Il problema di fondo rimane: perché da una parte il libro attrae, in presenza, folle oceaniche, dall’altra le stesse folle, che dovrebbero ipoteticamente fare la fortuna di editori e scrittori, comprano sempre meno libri? Il Salone del Libro di Torino è un evento molto rappresentativo e di utile osservazione per tentare di districare la questione. Che tipo di incontri si svolgono infatti nelle sue sale principali? In che modo i big del libro, così spasmodicamente ricercati dal pubblico, si presentano ai fan? La risposta è facile: con un monologo. Arrivano, fendono la folla adorante, si siedono su un palco già lontano, propinano un discorsetto preconfezionato in modo carino e intrigante su qualche concetto di moda, magari politico, e se ne vanno. È vero che molti incontri prevedono anche un cosiddetto moderatore, persona seduta accanto al vip che gli porge domande e microfono. Ma non occorre un senso critico particolarmente acuto per capire che si tratta di domande finte, farlocche. Tutte le interviste che oggigiorno si fanno, non solo qui, sono finzioni ormai.
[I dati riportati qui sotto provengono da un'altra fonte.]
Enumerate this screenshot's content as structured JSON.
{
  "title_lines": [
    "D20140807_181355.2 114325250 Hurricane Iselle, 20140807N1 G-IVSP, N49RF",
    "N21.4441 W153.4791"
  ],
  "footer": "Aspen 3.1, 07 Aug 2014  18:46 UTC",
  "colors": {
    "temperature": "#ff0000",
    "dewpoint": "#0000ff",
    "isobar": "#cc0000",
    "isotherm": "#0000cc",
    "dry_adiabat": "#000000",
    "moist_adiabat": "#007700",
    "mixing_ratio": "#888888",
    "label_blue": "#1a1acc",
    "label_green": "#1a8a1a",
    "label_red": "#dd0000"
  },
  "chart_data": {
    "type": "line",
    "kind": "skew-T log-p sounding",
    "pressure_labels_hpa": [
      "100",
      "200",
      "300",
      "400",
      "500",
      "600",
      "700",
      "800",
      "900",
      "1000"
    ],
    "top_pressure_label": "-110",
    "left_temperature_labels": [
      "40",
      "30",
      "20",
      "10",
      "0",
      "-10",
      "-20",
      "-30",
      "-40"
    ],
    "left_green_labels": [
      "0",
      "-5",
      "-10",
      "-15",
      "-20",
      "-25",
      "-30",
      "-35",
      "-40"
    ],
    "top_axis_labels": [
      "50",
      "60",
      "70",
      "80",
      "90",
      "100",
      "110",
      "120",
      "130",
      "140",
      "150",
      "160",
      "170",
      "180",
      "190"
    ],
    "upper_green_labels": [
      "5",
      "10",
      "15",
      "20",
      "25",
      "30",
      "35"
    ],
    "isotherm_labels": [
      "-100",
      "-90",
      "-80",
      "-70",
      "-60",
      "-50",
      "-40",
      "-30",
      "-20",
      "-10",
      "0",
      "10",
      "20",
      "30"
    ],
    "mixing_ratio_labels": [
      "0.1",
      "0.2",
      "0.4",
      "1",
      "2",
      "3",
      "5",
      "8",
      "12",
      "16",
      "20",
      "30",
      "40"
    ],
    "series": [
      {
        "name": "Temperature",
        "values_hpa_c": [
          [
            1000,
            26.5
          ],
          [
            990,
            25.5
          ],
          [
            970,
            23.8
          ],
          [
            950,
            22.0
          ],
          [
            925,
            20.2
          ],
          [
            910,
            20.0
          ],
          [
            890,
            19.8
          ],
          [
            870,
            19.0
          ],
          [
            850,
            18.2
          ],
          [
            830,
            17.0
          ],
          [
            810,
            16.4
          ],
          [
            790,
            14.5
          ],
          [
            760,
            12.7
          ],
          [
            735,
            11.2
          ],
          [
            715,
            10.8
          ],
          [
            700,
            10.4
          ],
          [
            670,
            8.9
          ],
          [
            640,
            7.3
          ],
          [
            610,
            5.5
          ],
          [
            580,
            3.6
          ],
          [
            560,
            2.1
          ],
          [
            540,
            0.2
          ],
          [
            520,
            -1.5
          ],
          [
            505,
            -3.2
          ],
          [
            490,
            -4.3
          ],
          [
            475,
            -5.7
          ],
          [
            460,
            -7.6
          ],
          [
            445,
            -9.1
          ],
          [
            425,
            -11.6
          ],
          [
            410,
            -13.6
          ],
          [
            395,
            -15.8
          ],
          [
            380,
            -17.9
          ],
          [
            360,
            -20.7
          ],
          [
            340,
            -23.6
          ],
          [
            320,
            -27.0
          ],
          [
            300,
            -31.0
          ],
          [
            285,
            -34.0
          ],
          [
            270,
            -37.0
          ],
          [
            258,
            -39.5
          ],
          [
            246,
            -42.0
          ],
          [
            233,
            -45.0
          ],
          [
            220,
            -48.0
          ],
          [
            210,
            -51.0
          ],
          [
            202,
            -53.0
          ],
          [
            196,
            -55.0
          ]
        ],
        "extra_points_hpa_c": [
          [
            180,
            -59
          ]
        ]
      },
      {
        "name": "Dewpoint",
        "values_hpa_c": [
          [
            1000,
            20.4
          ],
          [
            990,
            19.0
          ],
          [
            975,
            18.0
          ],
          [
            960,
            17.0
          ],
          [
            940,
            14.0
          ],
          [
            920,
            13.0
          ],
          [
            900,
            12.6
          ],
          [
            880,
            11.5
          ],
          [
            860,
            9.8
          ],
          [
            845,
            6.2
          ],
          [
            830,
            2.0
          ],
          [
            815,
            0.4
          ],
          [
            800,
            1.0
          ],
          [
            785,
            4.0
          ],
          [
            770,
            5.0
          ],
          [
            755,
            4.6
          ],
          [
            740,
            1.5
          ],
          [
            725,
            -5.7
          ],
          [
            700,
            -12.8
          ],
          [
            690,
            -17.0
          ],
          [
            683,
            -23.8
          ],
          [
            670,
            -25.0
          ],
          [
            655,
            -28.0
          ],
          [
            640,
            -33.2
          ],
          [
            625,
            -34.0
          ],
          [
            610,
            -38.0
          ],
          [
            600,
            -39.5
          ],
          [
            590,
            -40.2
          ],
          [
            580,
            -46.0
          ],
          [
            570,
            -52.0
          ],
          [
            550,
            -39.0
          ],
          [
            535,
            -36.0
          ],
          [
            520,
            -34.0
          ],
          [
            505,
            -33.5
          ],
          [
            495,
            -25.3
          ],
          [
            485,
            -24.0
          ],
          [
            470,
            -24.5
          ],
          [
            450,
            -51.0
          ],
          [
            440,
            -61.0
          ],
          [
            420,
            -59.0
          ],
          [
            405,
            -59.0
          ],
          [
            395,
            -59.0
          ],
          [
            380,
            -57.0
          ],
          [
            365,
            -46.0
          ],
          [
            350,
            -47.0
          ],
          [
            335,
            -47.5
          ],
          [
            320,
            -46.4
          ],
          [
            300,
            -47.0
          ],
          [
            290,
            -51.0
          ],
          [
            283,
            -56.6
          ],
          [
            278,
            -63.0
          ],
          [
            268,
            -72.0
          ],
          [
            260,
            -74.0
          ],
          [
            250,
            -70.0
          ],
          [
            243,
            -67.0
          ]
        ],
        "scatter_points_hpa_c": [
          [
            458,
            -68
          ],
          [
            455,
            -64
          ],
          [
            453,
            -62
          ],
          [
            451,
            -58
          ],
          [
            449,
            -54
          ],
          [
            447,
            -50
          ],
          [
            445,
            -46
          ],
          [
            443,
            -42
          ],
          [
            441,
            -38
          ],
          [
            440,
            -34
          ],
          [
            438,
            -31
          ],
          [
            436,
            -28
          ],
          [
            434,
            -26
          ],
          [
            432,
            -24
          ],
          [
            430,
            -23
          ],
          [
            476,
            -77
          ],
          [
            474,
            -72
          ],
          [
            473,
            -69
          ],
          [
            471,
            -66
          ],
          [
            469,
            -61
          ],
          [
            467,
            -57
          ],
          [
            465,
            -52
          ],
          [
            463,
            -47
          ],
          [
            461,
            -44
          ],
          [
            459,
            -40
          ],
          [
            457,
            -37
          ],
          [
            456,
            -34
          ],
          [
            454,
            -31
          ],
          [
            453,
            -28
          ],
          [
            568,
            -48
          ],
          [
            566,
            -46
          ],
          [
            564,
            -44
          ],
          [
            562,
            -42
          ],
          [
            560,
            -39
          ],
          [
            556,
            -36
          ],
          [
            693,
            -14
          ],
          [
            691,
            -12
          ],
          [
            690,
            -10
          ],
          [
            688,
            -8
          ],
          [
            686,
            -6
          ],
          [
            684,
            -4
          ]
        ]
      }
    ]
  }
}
Eccoci dunque arrivati al modello culturale che il Salone del Libro propone, inserito nell’ingranaggio del mercato e dello spettacolo più che in quello della cultura: il monologo. Da tempo ormai è questo lo stile adottato dagli uomini che consideriamo di cultura. Ne abbiamo avuto un esempio recente con Antonio Scurati, col suo intervento per il 25 aprile poi tagliato in televisione. Di che si trattava? Di un monologo, appunto, la cui mancata messa in onda ha sollevato un’ondata di scandalo a sinistra. La vicenda aveva un che di contraddittorio però: la Resistenza ha avuto come grande merito storico quello della collaborazione di tutte le forze democratiche per scacciare il fascismo, il nemico comune. È stata il contrario di un monologo: uomini di tutte le idee, perfino conservatori e monarchici (ricordiamoci di Beppe Fenoglio, il maggior cronista della lotta di liberazione, un gigante della letteratura) hanno saputo dialogare e combattere insieme, e poi scrivere la Costituzione, sempre dialogando. Mussolini faceva monologhi, non chi ci ha liberato da lui. Suona strano che chi oggi vorrebbe raccontarci quella storia riattivi lo stesso metodo.
Che la cultura del monologo sia vincente al Salone del Libro di Torino lo si vede dappertutto. Eclatante come venga utilizzata l’immagine di Alessandro Barbero, i cui monologhi sulla storia attirano ovunque le stesse folle adoranti. In Fiera girano in questi giorni magliette con su scritto: chiedilo ad Alessandro Barbero. Proprio così: si possono lasciare da qualche parte bigliettini con quesiti di tutti i tipi, a cui lo storico dovrebbe rispondere. Altra contraddizione della nostra epoca: da una parte smontiamo ogni autorevolezza alla tradizione, ai maestri, al passato. Dall’altra eleviamo nuovi idoli, rispolveriamo gli ipse dixit, accorriamo entusiasti al monologhista di turno.
Chissà, forse è per questo che di gente al Salone ce n’è sempre di più e di libri se ne vendono sempre di meno. La cultura del monologo non può educare alla lettura, perché la cultura è dialogo, coinvolgimento di chi ascolta nella conversazione, ascolto di tutti e di tutte le posizioni. Il contrario di quanto accade qui, negli incontri più osannati. Ma approfondiremo.